Error Analysis in L_2 \times H^1


50. Error Analysis in \(L_2 \times H^1\)#

The variational formulation is understood as mixed formulation either in \(H(\opdiv) \times L_2\), or in \([L_2]^2 \times H^1\). Formally, both formulations are equivalent.

Next, we play the following game:

  • Use the finite elements \(RT_k \times P^k\) of the \(H\opdiv) \times L_2\) formulation

  • Mimic the \(L_2 \times H^1\) setting for the error analysis

We use the norms on \(\Sigma_h\) and \(V_h\):

\[\begin{eqnarray*} \| \sigma_h \|_{\Sigma_h}^2 & = & \| \sigma_h \|_{L_2}^2 \\ \| v_h \|_{V_h}^2 & = & \sum_T \| \nabla v_h \|_{L_2(T)}^2 + \sum_E \frac{1}{h} \| [v_h ] \|_{L_2(E)}^2 \end{eqnarray*}\]

The jump-terms over edges compensate the missing \(H^1\)-continuity.

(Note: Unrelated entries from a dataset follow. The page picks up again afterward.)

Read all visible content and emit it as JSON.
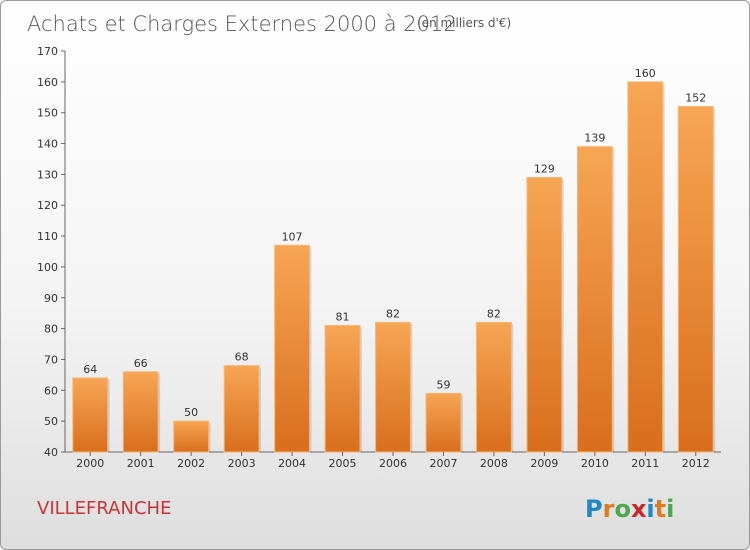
{
  "chart_data": {
    "type": "bar",
    "title": "Achats et Charges Externes 2000 à 2012",
    "subtitle": "(en milliers d'€)",
    "categories": [
      "2000",
      "2001",
      "2002",
      "2003",
      "2004",
      "2005",
      "2006",
      "2007",
      "2008",
      "2009",
      "2010",
      "2011",
      "2012"
    ],
    "values": [
      64,
      66,
      50,
      68,
      107,
      81,
      82,
      59,
      82,
      129,
      139,
      160,
      152
    ],
    "ylim": [
      40,
      170
    ],
    "yticks": [
      40,
      50,
      60,
      70,
      80,
      90,
      100,
      110,
      120,
      130,
      140,
      150,
      160,
      170
    ],
    "grid": false,
    "bar_color": "#e8802a"
  },
  "footer": {
    "town": "VILLEFRANCHE",
    "logo_letters": [
      "P",
      "r",
      "o",
      "x",
      "i",
      "t",
      "i"
    ],
    "logo_colors": [
      "#1e88c8",
      "#e07b22",
      "#4aa84a",
      "#c8282a",
      "#1e88c8",
      "#e07b22",
      "#4aa84a"
    ]
  }
}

The infinit-dimensional LBB - condition for the \(L_2-H^1\) setting is trivial:

\[ \sup_{\sigma \in [L_2]^2} \frac{\int \sigma \nabla u}{\| \sigma \|_{L_2}} \geq \| \nabla u \|_{L_2} \]

Just take the candidate \(\sigma = \nabla u\).

This construction we can mimic for the \(RT_k-P^k\) elements. We give the proof for the lowest order elements:

Given an \(u_h \in P^0\). Choose a discrete candidate \(\sigma_h\) such that

\[ \sigma_h \cdot n = \frac{1}{h} [u_h] \]


\[ \frac{\sum_T \int_T \opdiv \sigma_h u_h}{ \| \sigma_h \|_{L_2} } = \frac{\sum_T \int_{\partial T} \sigma_h\cdot n \; u_h}{ \| \sigma_h \|_{L_2} } = \frac{\sum_E \int_E \frac{1}{h} [u_h]^2}{ \| \sigma_h \|_{L_2} } \approx \sum_E \frac{1}{h} \| [u_h] \|_E^2 \]

We used that \(\| \sigma_h \|_{L_2(\Omega)}^2 \approx \sum_E h \| \sigma_h \cdot n \|_{L_2(E)}^2 \approx \sum_E \frac{1}{h} \| [u_h] \|_{L_2(E)}\), what is proven by scaling arguments.

The rest of the error analyis follows the lines of the \(H(\opdiv) \times L_2\) analysis.